The end of Star Wars

Cataline does not recommend The Rise of Skywalker:

The Rise of Skywalker shows every sign of having been repeatedly dismembered and put together again in the editing room, like a patchwork Frankenstein of a movie. Various versions of scenes were cut, then recut. Then slapped together into a final cut. Then pulled apart again when that version tested badly. Then various teams went back to editing mines to try to cobble together, something else slightly more pleasing testing gods.

It was a very surreal experience to watch this cinematic train wreck. I wasn’t angry like I was when I saw The Last Jedi because all of my disappointments had been front-loaded because almost all of the leaks were accurate. What I saw was hideous but there were no hideous surprises because I had done all of my groaning and eye-rolling well in advance. I was calm and resigned.

This is your spoiler alert but I suspect you already know most of the horrors that lie beneath this sentence already.

The movie starts with the standard title followed by a screen crawl that tells you almost nothing. There is has been a galaxy-wide transmission from Palpatine. Remember him. The guy Darth Vader threw down the light shaft in Return of the Jedi?

Well, it turns out that Anakin Skywalker’s entire redemption story arc was a complete waste of his life and your time because Palpatine survived being chucked into a bottomless pit and then getting blown up in a Deathstar explosion.

Trevor Lynch didn’t like it any better:

Even I didn’t expect Star Wars: The Rise of Skywalker to be this bad. It is simply a terrible movie: derivative, incoherent, arbitrary, superficial, and deeply boring and uninvolving—despite, or maybe because of, the frenetic action sequences, dazzling duels, and effects so special they’ll leave carbon scoring on your eyeballs.

The Rise of Skywalker is 2 hours, 22 minutes long, which is long enough, but it feels even longer.
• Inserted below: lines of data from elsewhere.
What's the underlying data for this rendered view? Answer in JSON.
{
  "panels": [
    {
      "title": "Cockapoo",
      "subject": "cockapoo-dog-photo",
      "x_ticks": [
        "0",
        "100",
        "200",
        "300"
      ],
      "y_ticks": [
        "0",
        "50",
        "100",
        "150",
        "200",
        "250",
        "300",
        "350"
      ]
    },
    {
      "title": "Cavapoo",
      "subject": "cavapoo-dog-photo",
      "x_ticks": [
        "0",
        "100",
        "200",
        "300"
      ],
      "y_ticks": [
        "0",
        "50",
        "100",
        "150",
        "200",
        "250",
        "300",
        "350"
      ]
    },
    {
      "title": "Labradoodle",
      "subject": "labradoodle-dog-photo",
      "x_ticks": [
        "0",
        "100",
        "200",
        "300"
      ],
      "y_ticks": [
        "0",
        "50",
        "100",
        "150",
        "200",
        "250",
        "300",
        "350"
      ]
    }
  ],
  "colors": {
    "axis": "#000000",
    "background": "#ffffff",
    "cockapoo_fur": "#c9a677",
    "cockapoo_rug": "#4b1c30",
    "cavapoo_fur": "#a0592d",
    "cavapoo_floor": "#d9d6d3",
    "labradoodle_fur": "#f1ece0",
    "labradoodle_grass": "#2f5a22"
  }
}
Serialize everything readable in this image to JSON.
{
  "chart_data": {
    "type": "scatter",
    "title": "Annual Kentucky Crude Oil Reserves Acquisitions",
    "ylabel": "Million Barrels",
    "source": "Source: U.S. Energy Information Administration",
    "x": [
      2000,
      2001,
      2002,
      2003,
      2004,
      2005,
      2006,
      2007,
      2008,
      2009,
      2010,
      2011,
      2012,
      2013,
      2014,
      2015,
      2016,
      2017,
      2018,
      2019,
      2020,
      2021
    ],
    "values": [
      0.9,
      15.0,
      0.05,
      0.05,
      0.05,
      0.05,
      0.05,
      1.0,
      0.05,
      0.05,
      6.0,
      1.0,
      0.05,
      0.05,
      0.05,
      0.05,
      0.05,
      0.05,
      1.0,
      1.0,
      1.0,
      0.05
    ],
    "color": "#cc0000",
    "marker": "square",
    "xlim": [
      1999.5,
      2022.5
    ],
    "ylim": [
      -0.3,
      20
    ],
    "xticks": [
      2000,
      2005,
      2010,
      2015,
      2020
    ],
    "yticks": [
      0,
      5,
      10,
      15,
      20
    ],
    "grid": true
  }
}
I saw it in a half-empty theatre, and when Harrison Ford showed up on the screen, a whole row of people began streaming toward the exits. It would have been the last straw for me too, but I had my duty to you, dear reader, to sustain me….

Since Abrams and Johnson managed to remake and mock the whole original trilogy in only two films, Abrams was in an uncomfortable position in The Rise of Skywalker: he might have to actually come up with something original. Of course he tries to minimize the shock of doing something really new by bringing back the original cast some more. Luke and Han Solo are both dead, but Luke comes back as a ghost and Han as a figment of his son’s imagination. Carrie Fisher really is dead, but Abrams cleverly incorporates unused footage from the first movie. He also finds Billy Dee Williams in carbonite to reprise the role of Lando Calrissian. But the greatest surprise is that he resurrects Emperor Palpatine.

Yes, I know, the last time we saw Emperor Palpatine, he was thrown down a shaft in the second Death Star, followed by a big explosion that we interpreted as the release of malign energies when he went splat at the bottom, followed by the destruction of the whole damn Death Star, to add an even greater air of finality.

But, as in the Roadrunner cartoons, when Wile E. Coyote falls to his death through a portable hole, or blows himself up with a bomb, or gets an anvil dropped on his head, only to be magically resurrected moments later for further adventures with the bird, Palpatine is back to spare Jar Jar Abrams the necessity of coming up with a new villain after Rian Johnson casually dispensed with Snoke.

The trouble is that, for all his Gungans and Ewoks and juvenile dialogue, George Lucas’ Star Wars still had a bit more realism and existential heft and credibility than Roadrunner cartoons.

As has been my custom with every Star Wars movie since The Phantom Menace, I will honor my childhood affection for the original film by refusing to see the latest.